Hello my beautiful friends!
I haven’t posted in a while!! So many things have happened and I want to share some with you. Everything started on February 11th, 2018 when I discovered that I was pregnant!! I was so happy! I started to make plans with my husband… we were SO excited to be expecting our 3rd child. I was praying and wishing for a little girl, but I couldn’t know until week 20! We were planning to buy a bigger car and making a list of everything that was going to be needed. My husband even changed the setting of our bedroom in order to make space for the crib! We were extremely happy and feeling blessed! My two boys were ecstatic when we told them! There was so much joy! I had my first ultrasound on March to know how many weeks I had. Everything was good and I was at week 7 of my pregnancy.

February 11th, 2018: I found out I was pregnant
The first months, I felt EXTREMELY tired. 0 energy! All I wanted to do is sleep, sleep, SLEEP! I was feeling very nauseous. I also had some cramps very often and I asked my doctor if it was normal, but she told me that if there was no bleeding it was nothing to worry about. Mid-march, I started to feel a little bit better, regaining a bit of energy.
On April 3rd, 2018, I had an appointment for another ultrasound. My appointment was at 9am and I went alone after dropping the kids at school because my husband was working. I was suppose to be at 13 weeks. So, after being in the waiting room for a while, they finally called my name and I entered the room. I wasn’t prepared for what happened next… I laid down and the ultrasound technician started to examine me. The first thing she asked was if I had had any bleeding. I said no. She then asked how many weeks I had. I answered 13. That’s when I started to feel that something was wrong…I prayed to God, for everything to be okay. She said there is no heartbeat and the embryo measures for about 9 weeks. “What do you mean?” I replied. She responded that “The embryo stopped growing at 9 weeks. There is no heart activity.” I couldn’t believe it! I was in so much shock. I didn’t understand why I hadn’t had any bleeding if the baby was dead. It had been inside of me for 4 weeks with no life. How was that possible? (now, I know it’s a missed miscarriage) She left me alone for a few minutes in order to call the doctor. Those few minutes felt like an eternity. I couldn’t hold my tears… but at the same time I kept praying and thinking “please God, let this be a mistake, please”. Unfortunately, there was no mistake and the doctor confirmed what the technician had already told me.
I couldn’t even listen to what they continued telling me after that. They explained that I had to get an abortion before getting an infection. It was so unreal. I left the hospital in so much tears. I arrived to my car and I kept crying, crying and crying. All I kept thinking is “Why is this happening to me?” I don’t even know how I arrived home…
Breaking the news to my husband was so hard. He cried, like never before. A couple of days later… we had to announce it to our kids (6 and 8 years old) and that was even harder! My heart was broken. I tried to stay strong and not cry while telling them… It was so hard.
I had an appointment to get an abortion on April 10th, 2018. They gave me some pills that I had to take in the morning before the procedure. Some pills, that immediately gave me some strong and painful cramps and that made me start bleeding.

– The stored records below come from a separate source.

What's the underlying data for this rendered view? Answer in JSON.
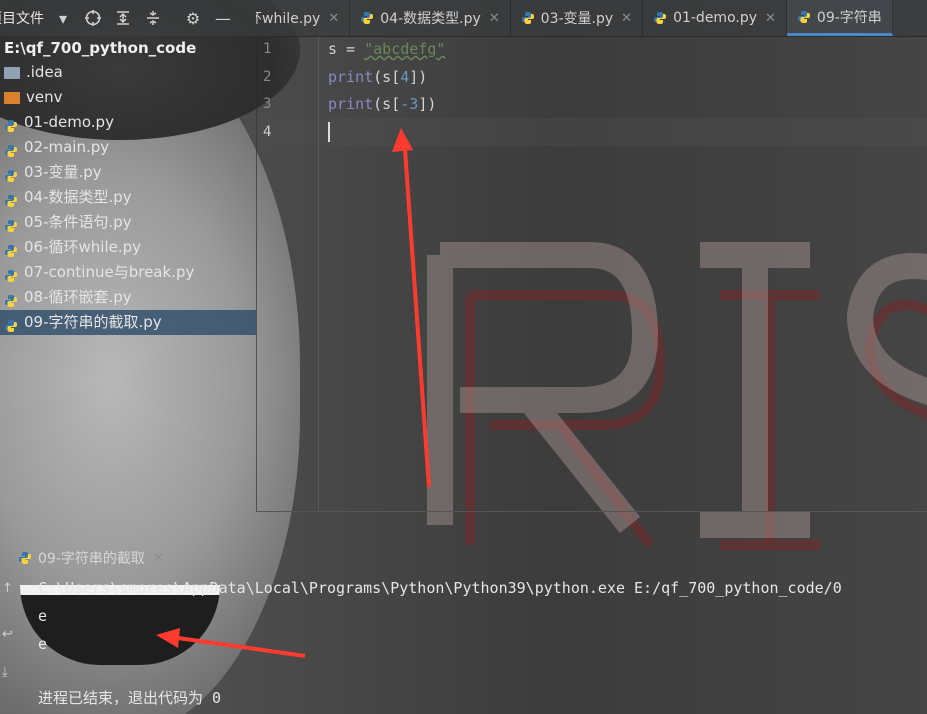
{
  "toolbar": {
    "project_label": "项目文件",
    "icons": [
      "chevron-down-icon",
      "locate-icon",
      "expand-all-icon",
      "collapse-all-icon",
      "gear-icon",
      "minimize-icon"
    ]
  },
  "tabs": [
    {
      "label": "循环while.py",
      "active": false
    },
    {
      "label": "04-数据类型.py",
      "active": false
    },
    {
      "label": "03-变量.py",
      "active": false
    },
    {
      "label": "01-demo.py",
      "active": false
    },
    {
      "label": "09-字符串",
      "active": true
    }
  ],
  "tree": {
    "root": "E:\\qf_700_python_code",
    "items": [
      {
        "label": ".idea",
        "type": "folder"
      },
      {
        "label": "venv",
        "type": "folder-excluded"
      },
      {
        "label": "01-demo.py",
        "type": "python"
      },
      {
        "label": "02-main.py",
        "type": "python"
      },
      {
        "label": "03-变量.py",
        "type": "python"
      },
      {
        "label": "04-数据类型.py",
        "type": "python"
      },
      {
        "label": "05-条件语句.py",
        "type": "python"
      },
      {
        "label": "06-循环while.py",
        "type": "python"
      },
      {
        "label": "07-continue与break.py",
        "type": "python"
      },
      {
        "label": "08-循环嵌套.py",
        "type": "python"
      },
      {
        "label": "09-字符串的截取.py",
        "type": "python",
        "selected": true
      }
    ]
  },
  "editor": {
    "line_numbers": [
      "1",
      "2",
      "3",
      "4"
    ],
    "line1": {
      "var": "s = ",
      "str": "\"abcdefg\""
    },
    "line2": {
      "fn": "print",
      "open": "(s[",
      "num": "4",
      "close": "])"
    },
    "line3": {
      "fn": "print",
      "open": "(s[",
      "num": "-3",
      "close": "])"
    }
  },
  "run": {
    "tab_label": "09-字符串的截取",
    "command": "C:\\Users\\smores\\AppData\\Local\\Programs\\Python\\Python39\\python.exe E:/qf_700_python_code/0",
    "output_lines": [
      "e",
      "e"
    ],
    "exit_message": "进程已结束，退出代码为 0"
  },
  "colors": {
    "accent": "#4a88c7",
    "annotation_arrow": "#ff3b30",
    "python_blue": "#3776ab",
    "python_yellow": "#ffd43b"
  }
}
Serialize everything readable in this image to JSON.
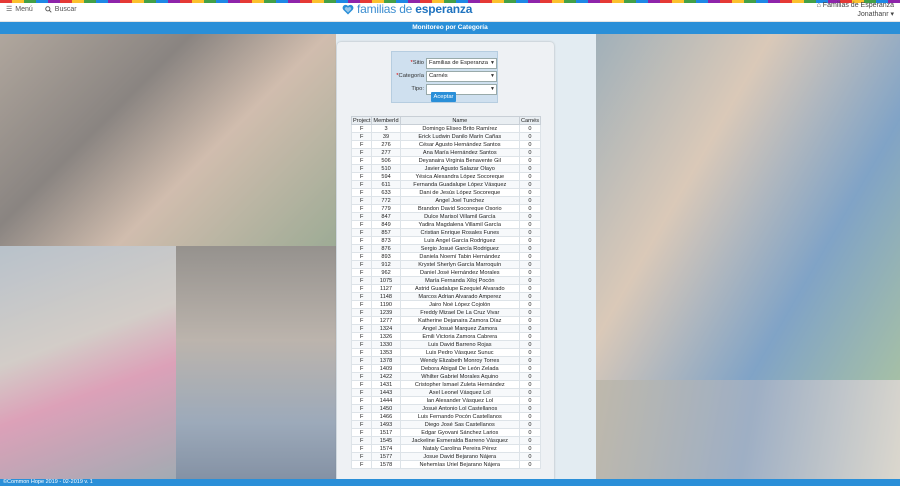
{
  "header": {
    "menu_label": "Menú",
    "search_label": "Buscar",
    "logo_light": "familias de ",
    "logo_bold": "esperanza",
    "org_name": "Familias de Esperanza",
    "user_name": "Jonathanr"
  },
  "title": "Monitoreo por Categoría",
  "form": {
    "sitio_label": "Sitio",
    "sitio_value": "Familias de Esperanza",
    "categoria_label": "Categoría",
    "categoria_value": "Carnés",
    "tipo_label": "Tipo",
    "tipo_value": "",
    "submit_label": "Aceptar"
  },
  "table": {
    "headers": [
      "Project",
      "MemberId",
      "Name",
      "Carnés"
    ],
    "rows": [
      [
        "F",
        "3",
        "Domingo Eliseo Brito Ramírez",
        "0"
      ],
      [
        "F",
        "39",
        "Erick Ludwin Danilo Marín Cañas",
        "0"
      ],
      [
        "F",
        "276",
        "César Agusto Hernández Santos",
        "0"
      ],
      [
        "F",
        "277",
        "Ana María Hernández Santos",
        "0"
      ],
      [
        "F",
        "506",
        "Deyanaira Virginia Benavente Gil",
        "0"
      ],
      [
        "F",
        "510",
        "Javier Agusto Salazar Olayo",
        "0"
      ],
      [
        "F",
        "594",
        "Yésica Alexandra López Socoreque",
        "0"
      ],
      [
        "F",
        "611",
        "Fernanda Guadalupe López Vásquez",
        "0"
      ],
      [
        "F",
        "633",
        "Dani de Jesús López Socoreque",
        "0"
      ],
      [
        "F",
        "772",
        "Angel Joel Tunchez",
        "0"
      ],
      [
        "F",
        "779",
        "Brandon David Socoreque Osorio",
        "0"
      ],
      [
        "F",
        "847",
        "Dulce Marisol Villamil García",
        "0"
      ],
      [
        "F",
        "849",
        "Yadira Magdalena Villamil García",
        "0"
      ],
      [
        "F",
        "857",
        "Cristian Enrique Rosales Funes",
        "0"
      ],
      [
        "F",
        "873",
        "Luis Angel García Rodriguez",
        "0"
      ],
      [
        "F",
        "876",
        "Sergio Josué García Rodriguez",
        "0"
      ],
      [
        "F",
        "893",
        "Daniela Noemí Tabin Hernández",
        "0"
      ],
      [
        "F",
        "912",
        "Krystel Sherlyn García Marroquín",
        "0"
      ],
      [
        "F",
        "962",
        "Daniel José Hernández Morales",
        "0"
      ],
      [
        "F",
        "1075",
        "María Fernanda Xiloj Pocón",
        "0"
      ],
      [
        "F",
        "1127",
        "Astrid Guadalupe Ezequiel Alvarado",
        "0"
      ],
      [
        "F",
        "1148",
        "Marcos Adrian Alvarado Amperez",
        "0"
      ],
      [
        "F",
        "1190",
        "Jairo Noé López Cojolón",
        "0"
      ],
      [
        "F",
        "1239",
        "Freddy Mizael De La Cruz Vivar",
        "0"
      ],
      [
        "F",
        "1277",
        "Katherine Dejanaira Zamora Díaz",
        "0"
      ],
      [
        "F",
        "1324",
        "Angel Josué Marquez Zamora",
        "0"
      ],
      [
        "F",
        "1326",
        "Emili Victoria Zamora Cabrera",
        "0"
      ],
      [
        "F",
        "1330",
        "Luis David Barreno Rojas",
        "0"
      ],
      [
        "F",
        "1353",
        "Luis Pedro Vásquez Sunuc",
        "0"
      ],
      [
        "F",
        "1378",
        "Wendy Elizabeth Monroy Torres",
        "0"
      ],
      [
        "F",
        "1409",
        "Debora Abigail De León Zelada",
        "0"
      ],
      [
        "F",
        "1422",
        "Whilter Gabriel Morales Aquino",
        "0"
      ],
      [
        "F",
        "1431",
        "Cristopher Ismael Zuleta Hernández",
        "0"
      ],
      [
        "F",
        "1443",
        "Axel Leonel Vásquez Lol",
        "0"
      ],
      [
        "F",
        "1444",
        "Ian Alexander Vásquez Lol",
        "0"
      ],
      [
        "F",
        "1450",
        "Josué Antonio Lol Castellanos",
        "0"
      ],
      [
        "F",
        "1466",
        "Luis Fernando Pocón Castellanos",
        "0"
      ],
      [
        "F",
        "1493",
        "Diego José Sas Castellanos",
        "0"
      ],
      [
        "F",
        "1517",
        "Edgar Gyovani Sánchez Larios",
        "0"
      ],
      [
        "F",
        "1545",
        "Jackeline Esmeralda Barreno Vásquez",
        "0"
      ],
      [
        "F",
        "1574",
        "Nataly Carolina Pereira Pérez",
        "0"
      ],
      [
        "F",
        "1577",
        "Josue David Bejarano Nájera",
        "0"
      ],
      [
        "F",
        "1578",
        "Nehemías Uriel Bejarano Nájera",
        "0"
      ]
    ]
  },
  "footer": "©Common Hope 2019 - 02-2019 v. 1",
  "colors": {
    "brand_blue": "#2a8fd8",
    "logo_blue": "#3d8ed0"
  }
}
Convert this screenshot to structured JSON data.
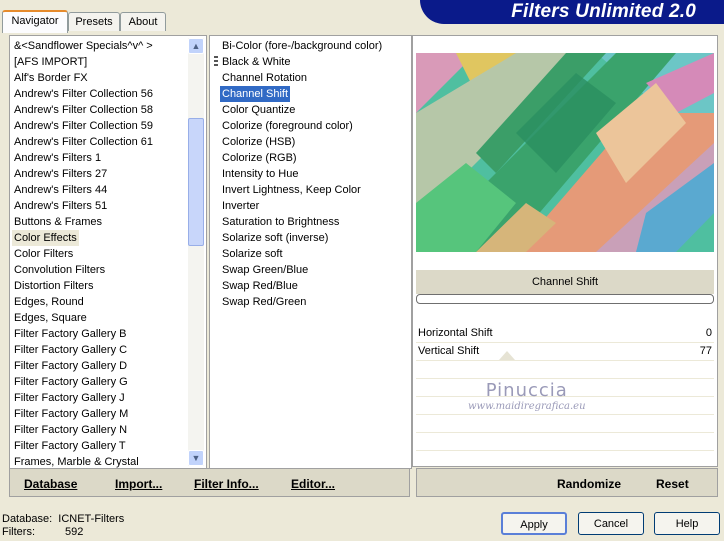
{
  "app_title": "Filters Unlimited 2.0",
  "tabs": [
    {
      "label": "Navigator",
      "active": true
    },
    {
      "label": "Presets",
      "active": false
    },
    {
      "label": "About",
      "active": false
    }
  ],
  "categories": [
    "&<Sandflower Specials^v^ >",
    "[AFS IMPORT]",
    "Alf's Border FX",
    "Andrew's Filter Collection 56",
    "Andrew's Filter Collection 58",
    "Andrew's Filter Collection 59",
    "Andrew's Filter Collection 61",
    "Andrew's Filters 1",
    "Andrew's Filters 27",
    "Andrew's Filters 44",
    "Andrew's Filters 51",
    "Buttons & Frames",
    "Color Effects",
    "Color Filters",
    "Convolution Filters",
    "Distortion Filters",
    "Edges, Round",
    "Edges, Square",
    "Filter Factory Gallery B",
    "Filter Factory Gallery C",
    "Filter Factory Gallery D",
    "Filter Factory Gallery G",
    "Filter Factory Gallery J",
    "Filter Factory Gallery M",
    "Filter Factory Gallery N",
    "Filter Factory Gallery T",
    "Frames, Marble & Crystal"
  ],
  "selected_category": "Color Effects",
  "filters": [
    "Bi-Color (fore-/background color)",
    "Black & White",
    "Channel Rotation",
    "Channel Shift",
    "Color Quantize",
    "Colorize (foreground color)",
    "Colorize (HSB)",
    "Colorize (RGB)",
    "Intensity to Hue",
    "Invert Lightness, Keep Color",
    "Inverter",
    "Saturation to Brightness",
    "Solarize soft (inverse)",
    "Solarize soft",
    "Swap Green/Blue",
    "Swap Red/Blue",
    "Swap Red/Green"
  ],
  "selected_filter": "Channel Shift",
  "preview_label": "Channel Shift",
  "params": [
    {
      "name": "Horizontal Shift",
      "value": "0"
    },
    {
      "name": "Vertical Shift",
      "value": "77"
    }
  ],
  "watermark": {
    "line1": "Pinuccia",
    "line2": "www.maidiregrafica.eu"
  },
  "left_bar": {
    "database": "Database",
    "import": "Import...",
    "filter_info": "Filter Info...",
    "editor": "Editor..."
  },
  "right_bar": {
    "randomize": "Randomize",
    "reset": "Reset"
  },
  "status": {
    "database_label": "Database:",
    "database_value": "ICNET-Filters",
    "filters_label": "Filters:",
    "filters_value": "592"
  },
  "buttons": {
    "apply": "Apply",
    "cancel": "Cancel",
    "help": "Help"
  },
  "colors": {
    "title_banner": "#0a1a8a",
    "selection": "#316ac5",
    "tab_accent": "#e68b2c"
  }
}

Before the abortion, they gave me some narcotics. I don’t know what the hell happened, but they had no effect on me. I felt everything during the procedure and it was so painful! I was laying in the medical bed looking up at a world map that was installed in the ceiling, while they were using a vaccum to remove the baby from my uterus. I have never had an abortion before, so I don’t know if feeling the pain is normal or not. This experience was so traumatic, painful and extremely hard for me. It still hurts and it will probably hurt forever. For me, I lost a child. I lost my baby… I loved him/her since the first day I found out it was growing in my belly. I had so many plans…
I will probably have one more child, in the future when my body and my mind heals a little, but the pain that I felt and feel and the fact that I lost a baby won’t be replaced. I will forever love and remember my little angel. It has been so hard this past weeks and I am just now starting to feel a little bit better.

Even if it’s hard, I am also trying to see the bright side of this situation. I got so much more closer to my partner. (we already were, but now we have a stronger and deeper connection) He was the one wiping my tears every night for the last 34 days, holding me together. He was there for me and I felt his love more than ever. We were in this together. Feeling and sharing the same pain. I could also feel and see the love of my precious friends. I realized that I am surrounded by some amazing people and that I am lucky to have them in my life. This situation has also been humbling in some way. I feel more compassion for others. I’m more aware of the pain and suffering of others. I don’t know… it’s hard to explain… It opened my eyes more. It made me even more compassionate and it gave me a desire to be kinder and help others more.
Now that I’m feeling a bit better, I choose to honor the memory of my baby by LIVING, by taking care of myself, by honoring my body, by prioritizing myself and making healthier choices everyday. Life is hard my friends… we all go through shit and painful moments, but please know that there is always a light at the end of the tunnel. Fall down but get back up!! Sometimes the battles are just meant to make you stronger and wiser…

In loving memory of my little Angel.